REVIEW: Little Boy Toy- Little Big Heart #3- Wendy Rathbone

Little Boy Toy Book Cover Little Boy Toy
Little Big Heart #3
Wendy Rathbone
Gay Romance, Gay Fiction LGBTQ Romance
Eye Scry Publications
May 8, 2023
Kindle
162
Amazon

A little who is rumored to be ace and a man who says he isn’t a daddy are drawn together by powers greater than the roles of the kink club where they meet. How in all the worlds can they make it work?

Kendry: I’m tired of the daddies who leer, who only want hookups, who don’t see the real me. I still want the social life of the kink club, but I decide to stop dating for a while. I enjoy dressing as a little and going to the club’s book corner to read. I can still have my juice and snacks and see other littles.

Then he walks in. I’ve never seen him before in the daddy/little playroom. He’s too big, too much leather, too much muscle. He comes straight to my corner and wiggles himself into a short, kid-sized chair right next to me. Staring straight ahead, hands folded over his chest, he looks so lonely. I start to read to him.

Zale: In all my years coming to the club, I’ve never bothered with the littles room. First of all, I’m not a daddy. Second, the bottles, the diapers, the pacifiers—all fine and good, just not for me. But I’m tired and need a break. My usual kinks aren’t doing anything for me. I don’t want hookups these days. I’m ready to settle down. I want someone just for me.

Review By Ulysses Dietz
Member of the Paranormal Romance Guild Review Team

This is a new one on me. The daddy side of this story’s equation was no surprise, but somehow I’d never encountered the “little” identity in a book before. Kendry may be in his twenties, but he lives his life as a little—specifically identifying as a six-year-old. For all the fact that he lives alone, has a job and drives a car, he surrounds himself with things that make him happy, harking back to that six-year-old’s moment of happiness in his own life. His clothing, his eating habits, his choice of reading, and even the furnishing of his apartment are all chosen to evoke his little identity.

Zale is a thirty-something construction worker turned manager, who is as tall and hairy and muscular as Kendry is petit and delicate and pretty.
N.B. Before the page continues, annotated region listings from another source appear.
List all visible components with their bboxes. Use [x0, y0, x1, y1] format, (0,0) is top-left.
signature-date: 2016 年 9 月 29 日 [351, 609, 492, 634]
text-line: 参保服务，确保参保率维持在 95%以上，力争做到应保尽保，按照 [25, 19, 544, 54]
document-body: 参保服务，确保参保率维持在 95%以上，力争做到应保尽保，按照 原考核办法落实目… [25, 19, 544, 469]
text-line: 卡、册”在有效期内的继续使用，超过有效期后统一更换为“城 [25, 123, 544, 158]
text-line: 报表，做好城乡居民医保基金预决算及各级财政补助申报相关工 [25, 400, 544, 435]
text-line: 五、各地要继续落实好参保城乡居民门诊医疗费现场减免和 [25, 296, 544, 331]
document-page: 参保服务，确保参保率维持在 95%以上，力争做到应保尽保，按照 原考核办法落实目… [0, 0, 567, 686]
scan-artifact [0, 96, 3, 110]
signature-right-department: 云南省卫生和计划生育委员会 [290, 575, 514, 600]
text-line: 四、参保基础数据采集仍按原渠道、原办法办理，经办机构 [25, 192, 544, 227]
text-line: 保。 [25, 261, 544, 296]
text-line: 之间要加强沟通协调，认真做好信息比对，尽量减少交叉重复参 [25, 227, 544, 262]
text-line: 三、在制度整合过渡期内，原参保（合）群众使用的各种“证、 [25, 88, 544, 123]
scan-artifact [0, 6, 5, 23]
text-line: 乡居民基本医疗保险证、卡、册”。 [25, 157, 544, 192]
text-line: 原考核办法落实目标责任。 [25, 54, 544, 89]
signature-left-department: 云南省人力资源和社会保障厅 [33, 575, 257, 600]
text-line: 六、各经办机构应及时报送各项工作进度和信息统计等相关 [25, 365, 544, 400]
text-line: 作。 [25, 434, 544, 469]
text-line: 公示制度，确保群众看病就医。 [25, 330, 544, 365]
Up to this point in his life, Zale has been open to almost anything (once or twice), and his physical presence has steered him to the world of leather and to other daddies like himself.

This is, of course, until that moment when he spies Kendry, dressed in short shorts and a tight t-shirt, reading children’s books in the corner of the room at the Red Door Club set aside for littles. It seems that, like me, Zale has never encountered a little before.

Wendy Rathbone makes it very clear that not only is Kendry an adult, but is sexually an adult as well. He knows who he is and what he wants. His kink is a boy-daddy fantasy that does not involve any of the standard s/m notions. Kendry’s problem is that in the world dom/daddy-sub/boy scenes, he doesn’t really fit.

Zale has no such preconceptions, since he’s never been drawn to a little and is at first entirely unsure what Kendry is up to and what he might want.

This oddly adorable little book is the story of these two men’s courtship, as unlikely as it might seem. Rathbone takes us inside her protagonists’ heads and hearts, so that we understand what each of them is yearning for and what he is drawn to about the other.

Ultimately, it is a romance about two slightly-lost-at-sea men finding each other when they least expect it. If love can bloom when two people really see each other, this is how it happens.